Tesis
Estimación de la función de distribución no paramétrica de tiempos de reconfiguración de los controladores de un prototipo de un robot planar.
Fecha
2022-07-01Registro en:
Mantilla Miranda, Alex Santiago. (2022). Estimación de la función de distribución no paramétrica de tiempos de reconfiguración de los controladores de un prototipo de un robot planar. Escuela Superior Politécnica de Chimborazo. Riobamba.
Autor
Mantilla Miranda, Alex Santiago
Resumen
In this study, the estimation of the nonparametric density function of the controller reconfiguration times of a planar robot prototype was investigated. There is a planar robot model designed to solve inverse kinematics, which has two controllers to provide the solution to the approach of four trajectories designed for the research, so that if the main controller fails the other controller is able to resume control of the robot prototype and solve the trajectory in progress, in that process a certain amount of time is invested, this process is known as reconfiguration. It is intended to determine a density function capable of characterizing the behavior of the reconfiguration times used in each of the trajectories.

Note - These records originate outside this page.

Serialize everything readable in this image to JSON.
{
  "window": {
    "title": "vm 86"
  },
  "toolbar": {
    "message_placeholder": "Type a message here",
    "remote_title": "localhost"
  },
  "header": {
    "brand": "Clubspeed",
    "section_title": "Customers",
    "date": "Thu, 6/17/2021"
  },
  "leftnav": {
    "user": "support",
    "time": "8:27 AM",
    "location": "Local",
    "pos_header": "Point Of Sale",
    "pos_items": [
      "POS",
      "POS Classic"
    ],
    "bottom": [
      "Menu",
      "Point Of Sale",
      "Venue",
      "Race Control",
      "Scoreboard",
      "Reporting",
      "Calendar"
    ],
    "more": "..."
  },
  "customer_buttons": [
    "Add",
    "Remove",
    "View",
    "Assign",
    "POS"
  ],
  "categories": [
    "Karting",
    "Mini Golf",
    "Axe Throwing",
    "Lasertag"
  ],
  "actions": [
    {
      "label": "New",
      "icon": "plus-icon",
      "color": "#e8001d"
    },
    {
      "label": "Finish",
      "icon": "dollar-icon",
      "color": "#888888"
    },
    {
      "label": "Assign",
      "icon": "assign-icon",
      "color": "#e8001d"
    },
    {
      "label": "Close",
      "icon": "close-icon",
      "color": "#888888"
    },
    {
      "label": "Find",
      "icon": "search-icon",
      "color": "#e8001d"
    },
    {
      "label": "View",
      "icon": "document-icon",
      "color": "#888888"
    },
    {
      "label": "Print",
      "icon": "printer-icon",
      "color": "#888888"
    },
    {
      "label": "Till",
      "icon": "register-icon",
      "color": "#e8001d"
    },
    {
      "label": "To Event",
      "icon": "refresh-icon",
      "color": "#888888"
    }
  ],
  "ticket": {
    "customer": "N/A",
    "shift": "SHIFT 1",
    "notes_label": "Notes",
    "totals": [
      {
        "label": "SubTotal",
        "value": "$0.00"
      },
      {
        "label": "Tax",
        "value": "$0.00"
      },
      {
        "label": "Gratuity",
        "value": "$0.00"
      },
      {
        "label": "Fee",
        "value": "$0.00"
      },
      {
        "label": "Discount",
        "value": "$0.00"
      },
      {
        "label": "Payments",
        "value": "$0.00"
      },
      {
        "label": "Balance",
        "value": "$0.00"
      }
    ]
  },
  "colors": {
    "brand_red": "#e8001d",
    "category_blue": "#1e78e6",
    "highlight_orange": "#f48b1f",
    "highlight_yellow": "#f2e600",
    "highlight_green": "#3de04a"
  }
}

The same that has been determined by the kernel or kernel method, the solution has been implemented in an automated way in Matlab so to determine the best estimate were used the kernels of: Epanechnikov, Triangular, Quartic and Normal or Gaussian, the kernels need a bandwidth, the same that has been used under the Silverman parameter. The selection of the best kernel for estimation is based on the mean square error criterion, the best kernel for estimation being the Gaussian kernel with a mean square error of 2.9085% in trajectory 1, 3.4843% in trajectory 2, 2.3345% in trajectory 3 and 2. 4747% in trajectory 4, in addition the reliability at 95% per trajectory was determined as a function of the reconfiguration time giving as a result: 1.036 s in trajectory 1, 0.9601 s in trajectory 2, 09729 s in trajectory 3 and 1.002 s in trajectory 4. It is recommended to perform statistical tests relevant to the treatment of non-normal datasets.